There are many more settings that can be tuned in order to get desired node configuration.

Building the Node and Getting Clients

The Java API makes it very simple to launch an Elasticsearch node. This example will make use of settings that we just built.

Node elasticsearchNode = NodeBuilder.nodeBuilder().local(false).settings(settings).node();

A piece of cake. Isn’t it? Let’s get a client now, on which we can execute our queries.

Client elasticsearhClient = elasticsearchNode.client();

Shutting Down the Node

elasticsearchNode.close();

A nice implementation of using the module can be seen at ElasticsearchClient.java in the loklak project. It uses the settings from a configuration file and builds the node using it.


Visualisation using elasticsearch-head

So by now, we have an Elasticsearch client which is capable of doing all sorts of operations on the node. But how do we visualise the data that is being stored? Writing code and running it every time to check results is a lengthy thing to do and significantly slows down development/debugging cycle.

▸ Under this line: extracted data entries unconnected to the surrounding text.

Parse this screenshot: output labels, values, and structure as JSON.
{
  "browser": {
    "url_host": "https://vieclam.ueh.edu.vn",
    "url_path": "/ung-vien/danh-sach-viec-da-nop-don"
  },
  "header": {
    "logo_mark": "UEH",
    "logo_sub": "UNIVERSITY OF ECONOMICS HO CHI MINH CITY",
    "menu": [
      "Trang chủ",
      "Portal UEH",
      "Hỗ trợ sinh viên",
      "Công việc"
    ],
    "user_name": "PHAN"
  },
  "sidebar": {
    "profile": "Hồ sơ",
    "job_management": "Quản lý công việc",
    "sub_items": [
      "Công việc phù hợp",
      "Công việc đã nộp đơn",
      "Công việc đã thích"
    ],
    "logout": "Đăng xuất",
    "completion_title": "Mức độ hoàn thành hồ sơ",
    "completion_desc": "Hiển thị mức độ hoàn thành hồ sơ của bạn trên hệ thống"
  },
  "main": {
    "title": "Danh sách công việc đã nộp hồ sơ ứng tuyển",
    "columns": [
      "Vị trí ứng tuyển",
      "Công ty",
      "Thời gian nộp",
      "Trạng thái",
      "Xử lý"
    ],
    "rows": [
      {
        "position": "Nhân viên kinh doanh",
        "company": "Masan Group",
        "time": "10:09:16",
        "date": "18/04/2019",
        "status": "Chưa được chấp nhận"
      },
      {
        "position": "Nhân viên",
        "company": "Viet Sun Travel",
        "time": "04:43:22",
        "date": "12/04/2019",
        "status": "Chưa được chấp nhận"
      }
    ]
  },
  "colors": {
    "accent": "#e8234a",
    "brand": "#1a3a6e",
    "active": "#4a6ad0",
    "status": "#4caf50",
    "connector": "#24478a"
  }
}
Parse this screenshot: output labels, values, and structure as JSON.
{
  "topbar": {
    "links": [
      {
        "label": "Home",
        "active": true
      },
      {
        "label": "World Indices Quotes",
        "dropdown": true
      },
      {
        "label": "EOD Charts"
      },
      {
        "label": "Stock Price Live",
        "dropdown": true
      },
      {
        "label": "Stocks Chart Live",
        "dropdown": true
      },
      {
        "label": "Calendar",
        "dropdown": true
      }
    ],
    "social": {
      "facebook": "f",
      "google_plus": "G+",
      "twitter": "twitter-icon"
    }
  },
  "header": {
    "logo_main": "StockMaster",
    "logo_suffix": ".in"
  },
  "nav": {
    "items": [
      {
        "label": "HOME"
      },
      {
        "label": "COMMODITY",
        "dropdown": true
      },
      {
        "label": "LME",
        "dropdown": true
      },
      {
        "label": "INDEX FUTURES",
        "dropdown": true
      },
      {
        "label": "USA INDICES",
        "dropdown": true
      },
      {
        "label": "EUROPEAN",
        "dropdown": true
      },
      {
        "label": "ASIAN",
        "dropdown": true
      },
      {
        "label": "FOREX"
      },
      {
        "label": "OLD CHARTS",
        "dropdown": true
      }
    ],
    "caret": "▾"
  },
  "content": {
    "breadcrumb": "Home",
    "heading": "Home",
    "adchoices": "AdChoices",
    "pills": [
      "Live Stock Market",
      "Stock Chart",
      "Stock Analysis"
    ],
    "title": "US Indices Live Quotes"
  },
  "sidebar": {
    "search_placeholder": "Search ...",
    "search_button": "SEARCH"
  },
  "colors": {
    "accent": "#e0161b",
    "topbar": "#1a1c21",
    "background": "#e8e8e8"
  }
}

To overcome this, we have a web frontend called elasticsearch-head which lets us execute Elasticsearch queries and monitor the cluster.

To run elasticsearch-head, we first need to have grunt-cli installed –

$ sudo npm install -g grunt-cli

Next, we will clone the repository using git and install dependencies –

$ git clone git://github.com/mobz/elasticsearch-head.git
$ cd elasticsearch-head
$ npm install

Next, we simply need to run the server and go to indicated address on a web browser –

$ grunt server

At the top, enter the location at which elasticsearch-head can interact with the cluster and Connect.

Upon connecting, the dashboard appears telling about the status of cluster –

The dashboard shown above is from the loklak project (will talk more about it).

There are 5 major sections in the UI –
1. Overview: The above screenshot, gives details about the indices and shards of the cluster.
2. Index: Gives an overview of all the indices. Also allows to add new from the UI.
3. Browser: Gives a browser window for all the documents in the cluster. It looks something like this –

The left pane allows us to set the filter (index, type and field). The table listed is sortable. But we don’t always get what we are looking for manually. So, we have the following two sections.
4. Structured Query: Gives a dead simple UI that can be used to make a well structured request to Elasticsearch. This is what we need to search for to get Tweets from @gsoc that are indexed –

5. Any Request: Gives an advance console that allows executing any query allowable by Elasticsearch API.

A little about the loklak project and Elasticsearch

loklak is a server application which is able to collect messages from various sources, including twitter. The server contains a search index and a peer-to-peer index sharing interface. All messages are stored in an elasticsearch index.

Source: github/loklak/loklak_server

The project uses Elasticsearch to index all the data that it collects. It uses NodeBuilder to create Elasticsearch node and process the index. It is flexible enough to join an existing cluster instead of creating a new one, just by changing the configuration file.

Conclusion

This blog post tries to explain how NodeBuilder can be used to create Elasticsearch nodes and how they can be configured using Elasticsearch Settings.

It also demonstrates the installation and basic usage of elasticsearch-head, which is a great library to visualise and check queries against an Elasticsearch cluster.

The official Elasticsearch documentation is a good source of reference for its Java API and all other aspects.